Las Vegas Sun

March 29, 2024

GUEST COLUMN:

Cast away selfishness and embrace humanity

In his Where I Stand column on Sunday, Brian Greenspun asks, “(Why) are so many people refusing to take the shot?” 

This question has had many of us perplexed.

When Jonas Salk proposed the polio vaccine, the world responded so quickly that polio is no longer a serious concern in health care. Iron lungs, which once were used to treat polio victims, are now relegated to history.

Why? Because our common humanity recognized the common threat and responded compassionately and intelligently. We saw science as our ally in stopping the horrible diseases of polio, tuberculosis, measles and more.

What has shifted since those days? I might suggest that it has in part to do with our political, ideological, fear-filled attachments. Most Republicans have clearly adopted an ideology in which “alternative facts” are always both present and viable. 

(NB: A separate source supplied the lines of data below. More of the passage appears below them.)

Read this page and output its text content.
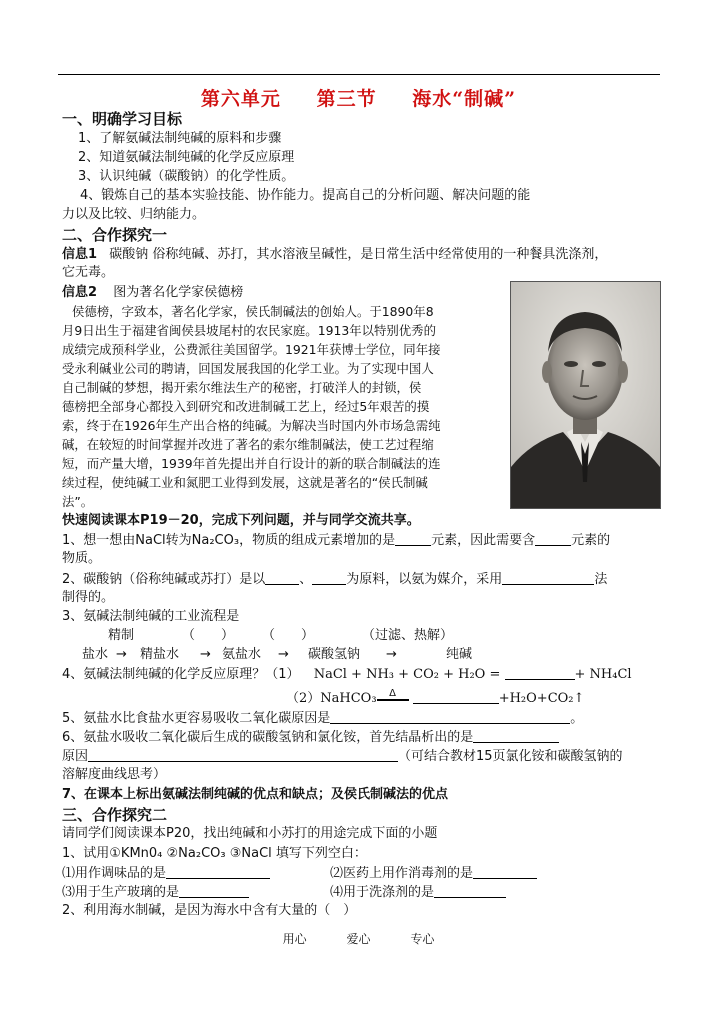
第六单元 第三节 海水“制碱”
一、明确学习目标
1、了解氨碱法制纯碱的原料和步骤
2、知道氨碱法制纯碱的化学反应原理
3、认识纯碱（碳酸钠）的化学性质。
4、锻炼自己的基本实验技能、协作能力。提高自己的分析问题、解决问题的能
力以及比较、归纳能力。
二、合作探究一
信息1 碳酸钠 俗称纯碱、苏打，其水溶液呈碱性，是日常生活中经常使用的一种餐具洗涤剂，
它无毒。
信息2 图为著名化学家侯德榜
侯德榜，字致本，著名化学家，侯氏制碱法的创始人。于1890年8
月9日出生于福建省闽侯县坡尾村的农民家庭。1913年以特别优秀的
成绩完成预科学业，公费派往美国留学。1921年获博士学位，同年接
受永利碱业公司的聘请，回国发展我国的化学工业。为了实现中国人
自己制碱的梦想，揭开索尔维法生产的秘密，打破洋人的封锁，侯
德榜把全部身心都投入到研究和改进制碱工艺上，经过5年艰苦的摸
索，终于在1926年生产出合格的纯碱。为解决当时国内外市场急需纯
碱，在较短的时间掌握并改进了著名的索尔维制碱法，使工艺过程缩
短，而产量大增，1939年首先提出并自行设计的新的联合制碱法的连
续过程，使纯碱工业和氮肥工业得到发展，这就是著名的“侯氏制碱
法”。
快速阅读课本P19－20，完成下列问题，并与同学交流共享。
1、想一想由NaCl转为Na₂CO₃，物质的组成元素增加的是	元素，因此需要含	元素的
物质。
2、碳酸钠（俗称纯碱或苏打）是以	、	为原料，以氨为媒介，采用	法
制得的。
3、氨碱法制纯碱的工业流程是
精制	（　　） （　　）	（过滤、热解）
盐水 → 精盐水 → 氨盐水 → 碳酸氢钠 →	纯碱
4、氨碱法制纯碱的化学反应原理？（1） NaCl + NH₃ + CO₂ + H₂O =	+ NH₄Cl
（2）NaHCO₃ Δ	+H₂O+CO₂↑
5、氨盐水比食盐水更容易吸收二氧化碳原因是	。
6、氨盐水吸收二氧化碳后生成的碳酸氢钠和氯化铵，首先结晶析出的是
原因	（可结合教材15页氯化铵和碳酸氢钠的
溶解度曲线思考）
7、在课本上标出氨碱法制纯碱的优点和缺点；及侯氏制碱法的优点
三、合作探究二
请同学们阅读课本P20，找出纯碱和小苏打的用途完成下面的小题
1、试用①KMn0₄ ②Na₂CO₃ ③NaCl 填写下列空白：
⑴用作调味品的是	⑵医药上用作消毒剂的是
⑶用于生产玻璃的是	⑷用于洗涤剂的是
2、利用海水制碱，是因为海水中含有大量的（　）
用心	爱心	专心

In philosophy, we learn early that something cannot be both “A” and “not A.” The vaccines are a proven, scientific, factual beneficial source of better health for those who have eyes to see and ears to hear the data. The facts are abundantly clear for those with an open mind, unattached to self-referencing ideologies. The fact is that hospitals are now overflowing primarily due to unvaccinated individuals who refused to look at the facts, and are suffering the consequences. 

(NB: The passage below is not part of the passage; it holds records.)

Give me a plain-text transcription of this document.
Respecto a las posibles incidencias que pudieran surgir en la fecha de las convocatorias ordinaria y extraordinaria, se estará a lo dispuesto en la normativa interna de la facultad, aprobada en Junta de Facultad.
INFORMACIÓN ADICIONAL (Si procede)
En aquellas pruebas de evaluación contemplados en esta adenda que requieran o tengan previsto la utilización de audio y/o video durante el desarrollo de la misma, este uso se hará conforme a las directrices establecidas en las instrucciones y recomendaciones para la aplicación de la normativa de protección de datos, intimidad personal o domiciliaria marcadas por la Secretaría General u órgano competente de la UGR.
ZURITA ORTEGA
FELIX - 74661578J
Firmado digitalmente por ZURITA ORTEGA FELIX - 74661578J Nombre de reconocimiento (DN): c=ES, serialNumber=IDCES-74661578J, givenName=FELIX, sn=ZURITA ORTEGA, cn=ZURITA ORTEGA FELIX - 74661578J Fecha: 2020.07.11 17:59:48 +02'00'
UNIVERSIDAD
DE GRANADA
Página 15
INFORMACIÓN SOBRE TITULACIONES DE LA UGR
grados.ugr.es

What we hear so often is that vaccine mandates are a violation of our individual rights and liberty. This is a gross confusion about the nature of liberty. 

Any individual who craves liberty ought to remember that all individuals long for liberty. Has an unvaccinated individual who transmits the death-dealing disease of COVID-19 to another person violated that person’s liberty? Liberty destroys itself when its motivation is unintelligent, unwilling to look at the facts. 

True liberty is indeed a function of “facts,” of knowledge garnered by the discipline that addresses facts, science. The very institution of science has been called into question by Republicans and members of the former presidential administration when talking about this pandemic, and also when talking about climate change, and also when talking about the roots of social unrest. 

Liberty is nonexistent apart from a proper appraisal of the “facts.” What is most disappointing is the unwillingness to have honest and respectful dialogue about such matters.

Unbridled self-will to the neglectful disdain of our common humanity equals unmitigated selfishness.

The ill-tempered self-expression witnessed Jan. 6 is a clear demonstration of such selfishness. Selfishness, whether it is personal, familial selfishness, nepotism, provincialism or nationalism has been the bane of civilization. 

The 20th century witnessed the merciless slaughter of over 100 million people, mostly civilians, due to such selfishness, nationalism. Peace will not come until we lay down our selfishness and embrace our common humanity, by facing the facts with both a heart and a mind of compassion.Purely self-referencing liberty is a conceptual illusion, a cruel deception. Personal license parading as liberty is the forerunner of abject bondage, of tyranny. 

True liberty is the associate of genuine self-respect and respect for others; false liberty is the consort of narcissism. True liberty is the fruit of self-control; false liberty, the associate of self-assertion. Self-control leads to a regard for the rights of others; self-admiration tends toward the exploitation of others for selfish gain. 

The Golden Rule, found in every culture, cries out against all such fraud, unfairness and selfishness.

As neo-classical economics and politics, based upon assumptions of selfishness, crumble before our eyes, can we open our eyes to the impulse that Darwin himself identified as a source of resiliency and stability in the evolutionary adventure, compassion?

Do you as a politician, as a member of clergy, as a citizen espousing democracy believe the Golden Rule of fairness? 

If you do, then “walk the talk.” If liberty is desirable, then each person must affirm the intrinsic value of all other human beings and humbly follow the facts where they lead. 

Compassion is not only the goal, it is the path.

Gard Jameson, Ph.D., is a philosophy professor at UNLV.